The most expensive frenemy fallout in tech history began Monday, in a federal courtroom in Oakland.
Musk’s reply, also now in evidence, reads: “I hear you and it is certainly not my intention to be hurtful, for which I apologize, but the fate of civilization is at stake.”
Sam Brunson, a nonprofit law professor at Loyola University Chicago, who has been following the case closely, told Fortune the threshold question—whether someone who gave money to a charity can sue if the charity changes course—almost always cuts against the donor.
“As a general rule, the answer to that is no,” he said. “If I donate to an organization, I’ve given up that money, and if it turns out that I don’t like what they do subsequently, my recourse is to stop donating to them.”
The way around that rule, Brunson explained, is fraud, or proving you were lied to in the moment you donated—which is exactly what Musk has spent two years trying to argue.
The most damaging single piece of evidence to that effect comes from Brockman’s personal notes—or “diary,” if you’re on Musk’s team—which Judge Yvonne Gonzalez Rogers quoted from directly in her January order sending the case to trial.
In September 2017, Brockman wrote: “This is the only chance we have to get out from Elon … Financially, what will take me to $1B?” Accepting Musk’s terms, he added, would “nuke” both “our ability to choose” and “the economics.”
After a Nov. 6, 2017, meeting during which Brockman and Altman had assured Musk OpenAI would stay a nonprofit, Brockman wrote, “[He] cannot say that we are committed to the non-profit … if three months later we’re doing b-corp then it was a lie.” He acknowledged Musk’s “story will correctly be that we weren’t honest with him in the end about still wanting to do the for-profit just without him.” Days later, under a heading labeled “our plan,” Brockman wrote, “It would be nice to be making the billions,” but he can’t “see us turning this into a for-profit without a very nasty fight.”
It’s indeed become a “nasty fight,” and while that evidence might appear damning, Brunson cautions Musk’s framing of events doesn’t actually map onto how nonprofit law works.

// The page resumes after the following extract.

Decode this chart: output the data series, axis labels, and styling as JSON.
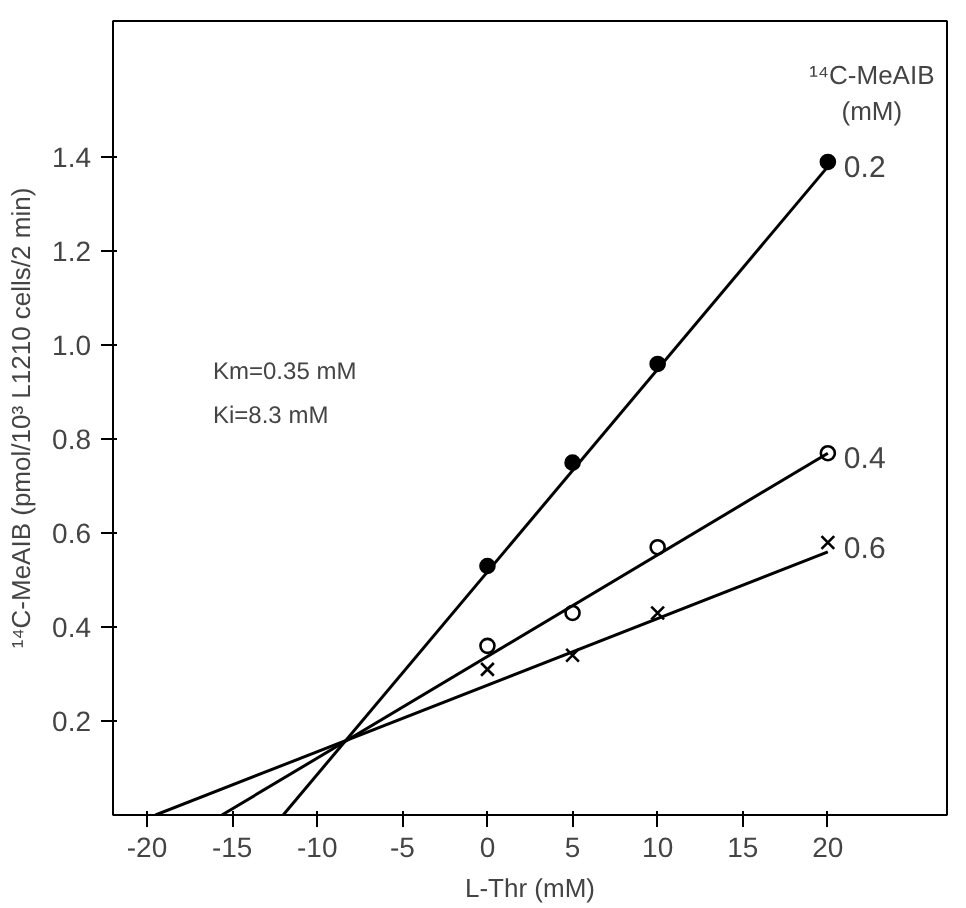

OpenAI’s nonprofit still exists. Its core technology was licensed into a for-profit subsidiary, but the nonprofit retains all the upside from that subsidiary anyway. Nonprofits are allowed to earn profits; they just can’t distribute them to shareholders.
“Unless they made an explicit promise to him that they would never create a for-profit subsidiary, it’s hard to see how he was defrauded,” Brunson said. “It may be that he has an email from Sam Altman that says, ‘I guarantee you that we will never try to make this a profitable business,’ and in that case, he starts to have a more viable argument. I’m skeptical that such an email exists.”

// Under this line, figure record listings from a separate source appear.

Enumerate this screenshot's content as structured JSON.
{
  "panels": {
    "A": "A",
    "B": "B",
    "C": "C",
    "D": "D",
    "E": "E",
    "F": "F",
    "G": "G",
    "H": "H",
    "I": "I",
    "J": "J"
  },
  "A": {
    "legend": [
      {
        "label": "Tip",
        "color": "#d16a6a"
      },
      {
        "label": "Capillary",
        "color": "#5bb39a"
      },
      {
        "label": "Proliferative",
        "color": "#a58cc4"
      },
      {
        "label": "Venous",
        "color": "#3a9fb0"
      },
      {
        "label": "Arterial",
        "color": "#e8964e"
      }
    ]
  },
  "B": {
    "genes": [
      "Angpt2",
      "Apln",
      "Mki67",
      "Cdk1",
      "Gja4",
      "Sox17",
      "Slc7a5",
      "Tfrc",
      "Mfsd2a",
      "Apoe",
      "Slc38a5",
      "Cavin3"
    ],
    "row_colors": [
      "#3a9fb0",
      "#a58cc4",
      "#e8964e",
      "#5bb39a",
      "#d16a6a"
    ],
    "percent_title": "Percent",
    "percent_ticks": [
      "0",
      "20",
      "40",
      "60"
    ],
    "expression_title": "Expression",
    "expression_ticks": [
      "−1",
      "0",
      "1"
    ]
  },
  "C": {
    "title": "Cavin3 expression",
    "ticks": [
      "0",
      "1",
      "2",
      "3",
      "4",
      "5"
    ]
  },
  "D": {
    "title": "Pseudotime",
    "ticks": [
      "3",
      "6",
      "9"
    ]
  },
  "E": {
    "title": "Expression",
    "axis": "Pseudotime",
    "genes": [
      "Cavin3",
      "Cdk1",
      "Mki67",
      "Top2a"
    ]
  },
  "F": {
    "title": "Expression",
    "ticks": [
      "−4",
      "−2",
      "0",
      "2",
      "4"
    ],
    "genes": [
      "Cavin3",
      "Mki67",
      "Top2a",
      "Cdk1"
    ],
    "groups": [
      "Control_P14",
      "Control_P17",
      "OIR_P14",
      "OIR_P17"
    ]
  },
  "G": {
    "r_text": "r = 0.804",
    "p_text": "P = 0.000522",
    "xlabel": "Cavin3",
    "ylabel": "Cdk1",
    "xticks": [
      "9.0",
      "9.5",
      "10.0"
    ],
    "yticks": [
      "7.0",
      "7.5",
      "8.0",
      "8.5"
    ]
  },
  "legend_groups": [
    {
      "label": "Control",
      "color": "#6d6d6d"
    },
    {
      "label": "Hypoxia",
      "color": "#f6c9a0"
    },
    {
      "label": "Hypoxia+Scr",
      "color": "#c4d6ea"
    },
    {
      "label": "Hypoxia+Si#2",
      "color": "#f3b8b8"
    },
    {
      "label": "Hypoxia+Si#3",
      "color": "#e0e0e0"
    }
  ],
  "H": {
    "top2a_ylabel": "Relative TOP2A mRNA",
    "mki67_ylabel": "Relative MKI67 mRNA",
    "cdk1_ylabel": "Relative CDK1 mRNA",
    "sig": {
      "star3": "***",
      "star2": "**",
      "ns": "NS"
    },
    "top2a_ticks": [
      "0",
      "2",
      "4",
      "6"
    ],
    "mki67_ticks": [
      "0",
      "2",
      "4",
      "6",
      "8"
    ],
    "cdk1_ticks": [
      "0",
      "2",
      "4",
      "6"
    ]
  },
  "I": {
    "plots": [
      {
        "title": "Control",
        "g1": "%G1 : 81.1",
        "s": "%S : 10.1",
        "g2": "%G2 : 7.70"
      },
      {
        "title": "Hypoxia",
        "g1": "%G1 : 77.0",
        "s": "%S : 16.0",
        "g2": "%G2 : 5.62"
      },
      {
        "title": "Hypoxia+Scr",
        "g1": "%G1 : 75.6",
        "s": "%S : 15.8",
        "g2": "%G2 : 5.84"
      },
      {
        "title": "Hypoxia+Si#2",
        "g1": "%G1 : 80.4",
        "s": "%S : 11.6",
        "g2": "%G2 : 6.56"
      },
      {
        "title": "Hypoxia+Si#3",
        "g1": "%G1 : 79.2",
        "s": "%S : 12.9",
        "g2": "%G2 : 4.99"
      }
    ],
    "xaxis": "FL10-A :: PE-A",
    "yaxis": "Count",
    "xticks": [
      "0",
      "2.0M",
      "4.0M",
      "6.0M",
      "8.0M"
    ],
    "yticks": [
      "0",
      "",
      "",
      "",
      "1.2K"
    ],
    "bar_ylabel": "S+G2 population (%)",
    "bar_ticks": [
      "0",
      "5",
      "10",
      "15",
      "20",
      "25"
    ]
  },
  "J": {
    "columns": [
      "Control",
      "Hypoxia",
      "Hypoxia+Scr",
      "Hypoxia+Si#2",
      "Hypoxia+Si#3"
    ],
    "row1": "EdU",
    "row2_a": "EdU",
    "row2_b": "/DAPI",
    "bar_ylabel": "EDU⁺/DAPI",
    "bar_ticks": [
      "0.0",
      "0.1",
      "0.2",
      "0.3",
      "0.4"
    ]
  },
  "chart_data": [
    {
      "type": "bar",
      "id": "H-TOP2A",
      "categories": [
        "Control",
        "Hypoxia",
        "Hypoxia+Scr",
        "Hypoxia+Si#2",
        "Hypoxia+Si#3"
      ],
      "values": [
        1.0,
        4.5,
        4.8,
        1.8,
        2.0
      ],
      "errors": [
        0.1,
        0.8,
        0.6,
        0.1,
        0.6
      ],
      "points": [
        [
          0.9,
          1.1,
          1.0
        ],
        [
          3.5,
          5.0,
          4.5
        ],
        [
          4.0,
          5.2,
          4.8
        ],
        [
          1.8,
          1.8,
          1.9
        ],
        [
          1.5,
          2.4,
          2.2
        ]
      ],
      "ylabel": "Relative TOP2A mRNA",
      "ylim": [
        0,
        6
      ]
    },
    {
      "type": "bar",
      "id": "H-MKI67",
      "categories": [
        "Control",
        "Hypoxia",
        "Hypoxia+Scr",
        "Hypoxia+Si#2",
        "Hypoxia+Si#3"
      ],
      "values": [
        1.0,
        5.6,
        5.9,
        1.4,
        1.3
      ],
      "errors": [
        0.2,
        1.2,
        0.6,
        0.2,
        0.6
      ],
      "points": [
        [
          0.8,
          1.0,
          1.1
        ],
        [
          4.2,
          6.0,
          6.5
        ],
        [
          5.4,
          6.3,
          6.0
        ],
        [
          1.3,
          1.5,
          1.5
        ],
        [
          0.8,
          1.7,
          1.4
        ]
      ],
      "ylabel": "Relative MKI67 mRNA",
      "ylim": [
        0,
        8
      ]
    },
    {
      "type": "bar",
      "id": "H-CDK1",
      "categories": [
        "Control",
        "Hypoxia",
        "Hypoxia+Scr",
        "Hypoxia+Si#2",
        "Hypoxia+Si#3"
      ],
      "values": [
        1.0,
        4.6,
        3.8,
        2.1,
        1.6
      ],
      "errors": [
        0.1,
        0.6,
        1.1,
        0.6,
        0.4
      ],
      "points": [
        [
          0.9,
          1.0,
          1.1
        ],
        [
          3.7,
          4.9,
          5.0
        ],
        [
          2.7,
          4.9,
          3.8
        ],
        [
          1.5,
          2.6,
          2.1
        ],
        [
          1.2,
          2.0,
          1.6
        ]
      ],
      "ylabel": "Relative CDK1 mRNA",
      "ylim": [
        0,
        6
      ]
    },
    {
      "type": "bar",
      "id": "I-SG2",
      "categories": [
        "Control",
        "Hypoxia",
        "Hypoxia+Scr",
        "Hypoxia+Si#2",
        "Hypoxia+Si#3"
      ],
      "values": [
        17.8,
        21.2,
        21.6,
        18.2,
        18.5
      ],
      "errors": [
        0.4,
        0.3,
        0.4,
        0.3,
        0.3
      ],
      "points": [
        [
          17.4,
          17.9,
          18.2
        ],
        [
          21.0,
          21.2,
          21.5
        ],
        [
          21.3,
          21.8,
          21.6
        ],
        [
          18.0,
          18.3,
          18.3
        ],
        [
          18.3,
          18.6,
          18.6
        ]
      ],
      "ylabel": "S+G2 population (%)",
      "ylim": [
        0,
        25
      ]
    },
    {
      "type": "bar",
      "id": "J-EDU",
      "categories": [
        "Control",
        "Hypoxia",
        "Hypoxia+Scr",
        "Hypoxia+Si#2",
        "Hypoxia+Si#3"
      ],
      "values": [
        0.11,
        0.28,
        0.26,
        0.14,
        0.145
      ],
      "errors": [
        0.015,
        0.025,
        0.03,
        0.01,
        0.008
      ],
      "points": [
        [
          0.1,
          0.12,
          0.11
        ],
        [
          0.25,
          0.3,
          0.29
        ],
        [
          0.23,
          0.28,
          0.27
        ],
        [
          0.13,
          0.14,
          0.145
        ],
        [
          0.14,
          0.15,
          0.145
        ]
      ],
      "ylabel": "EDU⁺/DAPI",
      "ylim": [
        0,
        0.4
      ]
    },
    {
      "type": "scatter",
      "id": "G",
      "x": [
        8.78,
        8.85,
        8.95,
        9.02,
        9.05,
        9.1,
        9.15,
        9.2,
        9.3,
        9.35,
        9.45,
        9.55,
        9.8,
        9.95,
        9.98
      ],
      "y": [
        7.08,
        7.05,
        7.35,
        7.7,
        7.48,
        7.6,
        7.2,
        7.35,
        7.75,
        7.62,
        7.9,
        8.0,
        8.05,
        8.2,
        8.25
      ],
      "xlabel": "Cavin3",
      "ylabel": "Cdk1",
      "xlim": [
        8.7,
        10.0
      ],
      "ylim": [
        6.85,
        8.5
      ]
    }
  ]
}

But even if Musk’s documents land, his case ultimately rests on his own testimony, Brunson said. And OpenAI’s plan is to cast him as a jilted, unreliable narrator.
Judge Gonzalez Rogers barred OpenAI in March from asking Musk about his alleged ketamine use, finding the company hadn’t tied the drug to any specific OpenAI decision. But she carved out an exception: Musk can be questioned about his attendance at the 2017 Burning Man festival, where OpenAI’s lawyers say critical conversations took place—and where Musk’s alleged drug use may explain his inability to recall key discussions about restructuring.
And there’s Shivon Zilis. A former OpenAI board member and the mother of four of Musk’s children, Zilis is expected to spend roughly three hours on the stand. Musk’s lawyers will use her to corroborate his account of the founders’ early nonprofit commitments. OpenAI’s lawyers are expected to argue she funneled information about the company back to Musk during her board tenure. Brunson said this is where Musk’s personal life becomes a real liability, because he has to convince a jury he could only rely on OpenAI’s representations when he donated.
“It becomes a point of leverage, and it also will be used to contradict his testimony, to undercut his honesty or his credibility, as he says that he was relying on these things,” he said.
The whole suit, he added, has a performative dimension on both sides—fueled by the fact that “Sam Altman and Elon Musk really, really don’t like each other.” Musk is trying to publicly humiliate Altman; Altman now gets to publicly humiliate Musk back. Which, Brunson noted, is also why the trial may not actually finish.
“If Elon Musk is concerned about his reputation, maybe that encourages him to settle instead of going all the way through trial,” he said.